Şu anda KAAN’la ciddi olarak ilgilenen ülkeler var. Onlarla beraber çalışarak onların da ihtiyaçlarını karşılayacak şekilde, onlar için 150 adet KAAN şeklinde sayı versem herhalde hata yapmış olmam.
İlerleyen yıllarda öncelikle kendi Hava Kuvvetlerimizin ihtiyaçlarını karşılamak şartıyla toplamda 250-300 arasında bir üretim planlıyoruz diyebilirim.
KAAN’IN ORTAKLARI YAKINDA RESMİYET KAZANIR
KAAN’a 4-5 ülkeden ciddi bir ilgi var. Bu ilgi ilk uçuştan sonra daha da görünür hale geldi. Suudi Arabistan Savunma Bakanı Halid bin Selman’ın TUSAŞ’a gelmesi, projelerimizle ve özellikle KAAN’la ciddi olarak detaylı ilgilenmesi bunun bir göstergesi.
KAAN’la bu şekilde ilgilenen başka ülkelerimiz de var. Ama projeye hangi seviyede ve ne zaman katılacaklar konusu biraz daha çalışma gerektiriyor.
Biz şuna eminiz ki KAAN bizim coğrafyamızın projesi haline geldi, geliyor. Çok uzak olmayan bir zaman içerisinde, belki bu yıl, belki de gelecek yıl KAAN projesine resmî katılımları göreceğimizi düşünüyorum.
KAAN ile Amerikan F-22 sık sık karşılaştırılıyor. 30 yıllık bir geçmişi bulunan F-22 yapıldığı dönemin en iyi teknolojilerini barındırıyordu. Fakat 30 yılda dünya çok değişti. Elektronik alt sistemler, elektronik harp sistemleri çok gelişti ve radarlar da çok gelişti.
Birebir karşılaştırma yapmak çok zor, çünkü ABD F-22’yi satmıyor hiçbir yere… Hiçbir bilgi yok. Ama bizim KAAN’ımız en az o kadar olacak.
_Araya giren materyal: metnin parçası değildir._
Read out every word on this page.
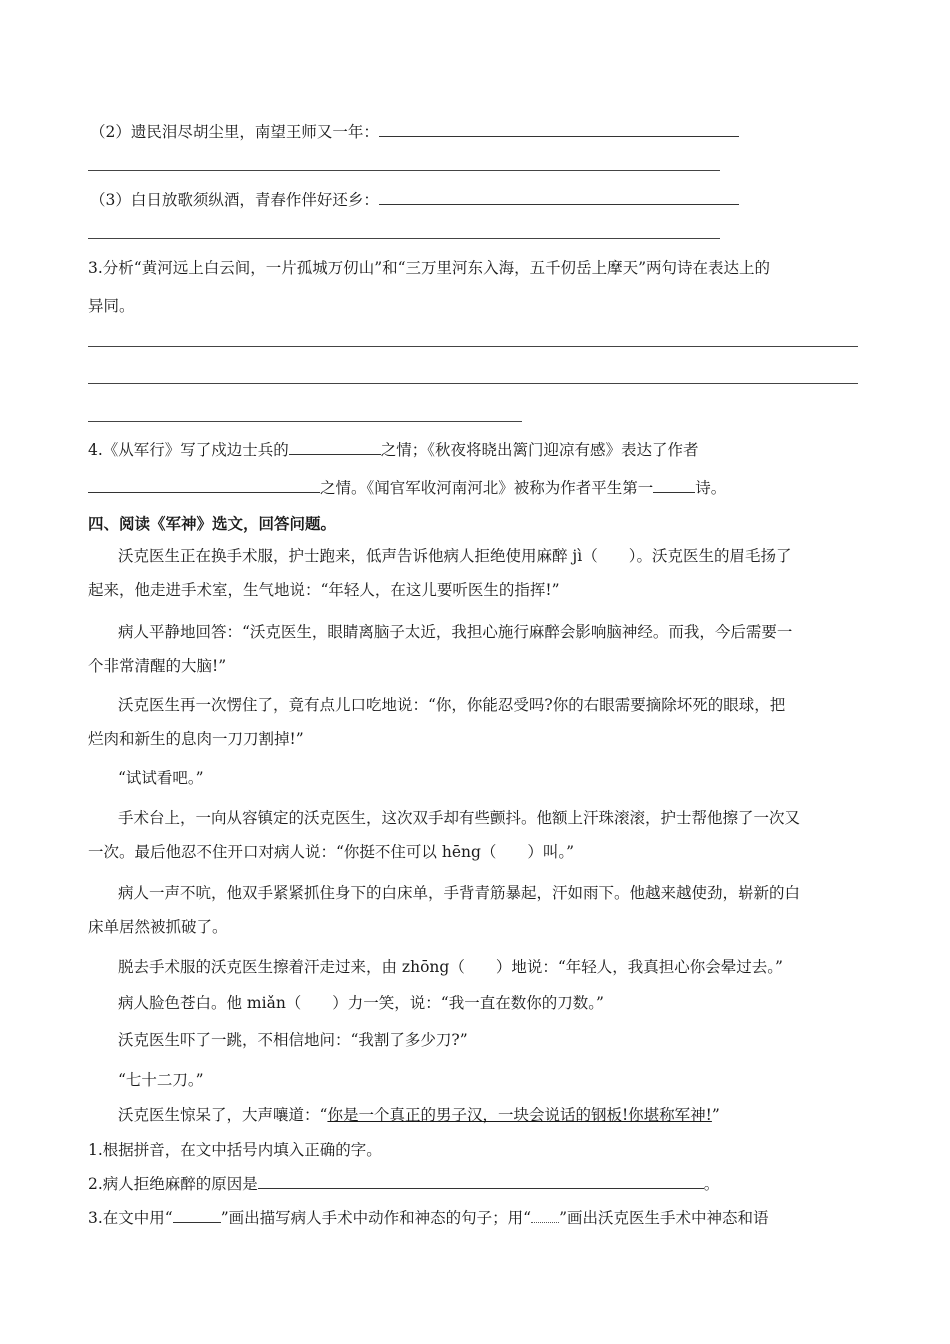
（2）遗民泪尽胡尘里，南望王师又一年：
（3）白日放歌须纵酒，青春作伴好还乡：
3.分析“黄河远上白云间，一片孤城万仞山”和“三万里河东入海，五千仞岳上摩天”两句诗在表达上的
异同。
4.《从军行》写了戍边士兵的	之情；《秋夜将晓出篱门迎凉有感》表达了作者
之情。《闻官军收河南河北》被称为作者平生第一	诗。
四、阅读《军神》选文，回答问题。
沃克医生正在换手术服，护士跑来，低声告诉他病人拒绝使用麻醉 jì（　　）。沃克医生的眉毛扬了
起来，他走进手术室，生气地说：“年轻人，在这儿要听医生的指挥!”
病人平静地回答：“沃克医生，眼睛离脑子太近，我担心施行麻醉会影响脑神经。而我，今后需要一
个非常清醒的大脑!”
沃克医生再一次愣住了，竟有点儿口吃地说：“你，你能忍受吗?你的右眼需要摘除坏死的眼球，把
烂肉和新生的息肉一刀刀割掉!”
“试试看吧。”
手术台上，一向从容镇定的沃克医生，这次双手却有些颤抖。他额上汗珠滚滚，护士帮他擦了一次又
一次。最后他忍不住开口对病人说：“你挺不住可以 hēng（　　）叫。”
病人一声不吭，他双手紧紧抓住身下的白床单，手背青筋暴起，汗如雨下。他越来越使劲，崭新的白
床单居然被抓破了。
脱去手术服的沃克医生擦着汗走过来，由 zhōng（　　）地说：“年轻人，我真担心你会晕过去。”
病人脸色苍白。他 miǎn（　　）力一笑，说：“我一直在数你的刀数。”
沃克医生吓了一跳，不相信地问：“我割了多少刀?”
“七十二刀。”
沃克医生惊呆了，大声嚷道：“你是一个真正的男子汉，一块会说话的钢板!你堪称军神!”
1.根据拼音，在文中括号内填入正确的字。
2.病人拒绝麻醉的原因是	。
3.在文中用“	”画出描写病人手术中动作和神态的句子；用“ ”画出沃克医生手术中神态和语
Hatta bazı özellikleri daha da iyi olacak. Bu özelliklerin de hangileri olduğu önümüzdeki dönemde kamuoyuyla paylaşılır. Bunlardan bir tanesi radarlar diyebilirim. Göreceğiz.
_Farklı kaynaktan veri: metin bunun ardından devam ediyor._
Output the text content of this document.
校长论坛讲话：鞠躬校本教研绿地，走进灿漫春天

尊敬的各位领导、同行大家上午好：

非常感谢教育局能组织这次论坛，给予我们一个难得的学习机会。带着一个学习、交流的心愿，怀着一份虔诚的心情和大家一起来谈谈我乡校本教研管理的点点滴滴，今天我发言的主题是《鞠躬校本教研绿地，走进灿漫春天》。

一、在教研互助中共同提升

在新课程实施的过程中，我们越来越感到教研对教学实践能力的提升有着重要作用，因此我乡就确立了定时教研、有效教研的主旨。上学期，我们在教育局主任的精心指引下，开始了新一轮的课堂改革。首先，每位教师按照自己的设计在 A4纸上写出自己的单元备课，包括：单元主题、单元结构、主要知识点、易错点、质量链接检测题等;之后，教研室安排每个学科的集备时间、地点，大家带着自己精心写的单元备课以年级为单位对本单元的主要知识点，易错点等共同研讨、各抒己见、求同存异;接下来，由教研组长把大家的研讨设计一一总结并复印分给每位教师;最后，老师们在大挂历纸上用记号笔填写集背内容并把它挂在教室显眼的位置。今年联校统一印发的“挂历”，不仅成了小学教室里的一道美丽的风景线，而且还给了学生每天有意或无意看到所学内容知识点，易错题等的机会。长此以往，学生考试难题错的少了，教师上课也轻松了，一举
‘6. NESİL’DE İLK SIRADA BİZ OLACAĞIZ
6. nesil konsepte KAAN’la devam edeceğiz. Çünkü KAAN buna uygun olarak tasarlandı.
6. nesil uçağın en önemli özelliği nedir diye sorsak, insanlı ve insansız sistemlerin birbiriyle konuştuğu, insansız sistemlerin KAAN tarafından komuta edildiği, data ve sensör füzyonu dediğimiz teknolojilerin kullanıldığı, network üzerinde çalışan, birbirleriyle yapay zeka tabanlı iletişim kuran, karar verebilen, insana mümkün olduğu kadar az ihtiyaç duyan ama gerektiği yerde komuta-kontrolü bırakan bir sistem olarak ortaya çıkıyor.
Şu anda 6. nesil tam da tanımlanmış değil esasında. Bu konu Halid bin Selman’ın ziyareti sırasında da gündeme geldi.
Başpilotumuz Barbaros Demirbaş “Biz bu konuda lideriz” diye bir cümle sarf etti. Prens de bunun nasıl olabildiğini sorunca, şunu dedi: Bizim şu anda ANKA-3’ümüz var, KIZILELMA’mız var, KAAN’ımız var, Süper Şimşek’imiz var, 6. nesil asset’lerimiz var. Bunlar öyle her ülkede yok.
Biz 6. nesli şu anda simülasyon üzerinde çalışmaya başladık bile. Dolayısıyla bir bu konuda da liderliğe oynadığımıza inanıyoruz.
Önce başladık, hızlı çalışacağız ve 6. nesil konusunda dünyada ilk 3’ten biri kesinlikle biz olacağız ama belki de birinci sırada olacağız. Onu da göreceğiz hep beraber.